Hey guys. I just got my iPhone 4 that i ordered a while ago and i've run into a problem already.

So as soon as i got the phone i started it and plugged in my SIM-card. It asked me to enter a PIN-number to unlock it, and i did. However, i don't think it unlocked because it was still stuck at the iTunes logo with the "Emergency Call only" slider. I thought well since the iTunes logo is there i'll connect it to iTunes. But no success. My computer/iTunes didn't even notice i plugged the phone in. I figured maybe it's something wrong with my computer or cord, so i tried 2 different cords in 2 different computers. Still no luck. Also tried a 3GS in the computer with the same cord and it worked.

So after that i googled A LOT to try to find other people with the same problem. I could find some similar ones, and i tried some reboots and DFU-mode. Didn't work.

Now i'm still stuck at the iTunes logo with the emergency call slider at the bottom on the screen, and everytime i restart the phone it asks me to activate my sim again. And despite the fact that i successfully do it each time it insists on asking me. My provider tells me the SIM is activated.

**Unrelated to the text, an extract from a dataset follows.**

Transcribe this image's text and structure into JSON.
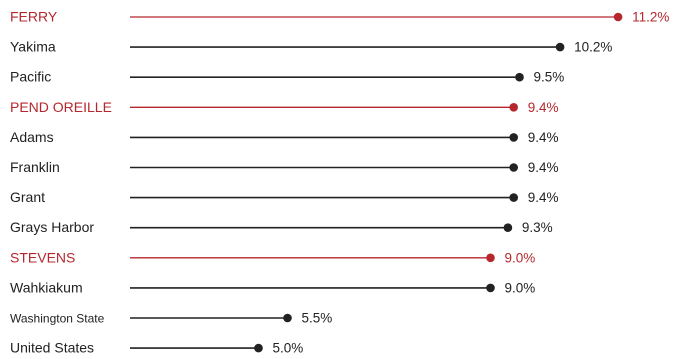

Thankful for any help i can get. Is it hardware/software/me that's problem here?

/Max


----------



## stylishjm (Sep 29, 2010)

Try it on a different USB port, then on another computer. Also uninstall the Apple Device drivers while its connected, then unplug. Restart computer, then let it automatically install the drivers again.


----------



## Coolfreak (May 27, 2008)

Thread closed.

OP admitted to using pirated copy of XP.

http://www.techsupportforum.com/f10/computer-still-cant-find-iphone-524644.html


----------